If you are a normal human being, you do the opposite of what the pros do. Think about the last loser that you owned. As the stock fell lower and lower, what was it that you told yourself over and over?
"It'll bounce back eventually. I'll just be patient."
What your subconscious mind was really saying was, "It's much too painful to sell this loser and see that loss of my hard-earned capital. I'll hold on with the hope that it goes back to what I paid for it and then I'll sell." And of course, it continued lower because there was something wrong with the company and it deserved to go lower.

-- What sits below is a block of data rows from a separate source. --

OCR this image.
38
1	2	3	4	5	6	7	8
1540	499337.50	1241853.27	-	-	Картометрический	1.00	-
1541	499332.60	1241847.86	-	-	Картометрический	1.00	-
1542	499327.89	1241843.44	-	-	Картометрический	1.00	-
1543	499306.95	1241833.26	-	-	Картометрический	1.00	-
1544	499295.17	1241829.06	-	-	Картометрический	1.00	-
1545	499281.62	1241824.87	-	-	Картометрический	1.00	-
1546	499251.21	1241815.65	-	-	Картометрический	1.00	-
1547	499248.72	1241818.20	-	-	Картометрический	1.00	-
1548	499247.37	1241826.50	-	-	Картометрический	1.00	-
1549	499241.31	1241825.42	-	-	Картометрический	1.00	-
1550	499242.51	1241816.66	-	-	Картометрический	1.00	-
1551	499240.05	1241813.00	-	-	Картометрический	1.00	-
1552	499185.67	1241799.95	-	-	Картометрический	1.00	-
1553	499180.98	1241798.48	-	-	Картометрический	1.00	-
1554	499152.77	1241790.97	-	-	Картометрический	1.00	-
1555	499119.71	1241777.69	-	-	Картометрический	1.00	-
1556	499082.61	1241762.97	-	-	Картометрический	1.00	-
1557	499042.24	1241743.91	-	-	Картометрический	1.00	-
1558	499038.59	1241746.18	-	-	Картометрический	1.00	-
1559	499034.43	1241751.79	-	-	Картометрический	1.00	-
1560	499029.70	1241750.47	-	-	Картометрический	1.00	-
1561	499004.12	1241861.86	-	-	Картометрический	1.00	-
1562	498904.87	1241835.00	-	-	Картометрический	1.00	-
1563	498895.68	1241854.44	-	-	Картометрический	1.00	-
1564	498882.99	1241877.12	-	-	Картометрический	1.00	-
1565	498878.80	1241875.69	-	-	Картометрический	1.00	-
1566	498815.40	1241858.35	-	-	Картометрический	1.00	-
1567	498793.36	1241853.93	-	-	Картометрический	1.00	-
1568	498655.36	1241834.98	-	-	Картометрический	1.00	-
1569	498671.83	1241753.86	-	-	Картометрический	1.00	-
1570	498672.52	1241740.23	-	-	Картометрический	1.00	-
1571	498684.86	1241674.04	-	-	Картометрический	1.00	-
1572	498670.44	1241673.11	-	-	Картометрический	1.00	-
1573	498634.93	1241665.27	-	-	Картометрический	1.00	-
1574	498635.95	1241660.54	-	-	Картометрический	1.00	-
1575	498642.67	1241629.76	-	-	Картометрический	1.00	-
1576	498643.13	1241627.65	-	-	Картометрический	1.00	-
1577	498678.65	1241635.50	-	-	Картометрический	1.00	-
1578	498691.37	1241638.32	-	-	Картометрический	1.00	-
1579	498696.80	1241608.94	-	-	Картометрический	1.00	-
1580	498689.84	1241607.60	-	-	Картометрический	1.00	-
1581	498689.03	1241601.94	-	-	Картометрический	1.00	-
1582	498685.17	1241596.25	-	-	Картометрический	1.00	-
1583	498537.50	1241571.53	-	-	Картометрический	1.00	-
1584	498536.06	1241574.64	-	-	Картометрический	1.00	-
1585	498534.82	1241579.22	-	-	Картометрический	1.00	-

So what can we do to fight our destructive minds? How can we program ourselves to hold on to our winners and dump the losers? How can we trade without fear? Here are three of my seven criteria for fearless trading:
Only Trade Quality
Our fears are confirmed when we enter marginal trades. If you only trade the best opportunities, you will trade less but you will have greater success. This will put you on the road to fearless trading and help you simplify your trading approach. Write down your rules and do nothing unless every rule is satisfied. When you consider a stock, look for a reason to avoid the trade. If you can't find one, then you have a trade worth taking.
Buy with Confidence
The rules that you trade with must have a foundation of success. You must believe in your rules or you won't believe in holding the stock through the shakeout periods in the longer-term up trend. Analyze and test the strategy until you have proven to yourself that it works. Then trade it slowly without a lot of risk, so you can gain a greater level of confidence that it works.
Don't Watch the Scoreboard
Sports fans don't spend a lot of time watching the scoreboard during a game. It only matters when the game is over. In trading, the scoreboard is the profit and loss figure for your account. If you focus on the scoreboard, it is likely that you will lose sight of what's happening in the game. As a technical trader, all that matters to me is what the chart is telling me.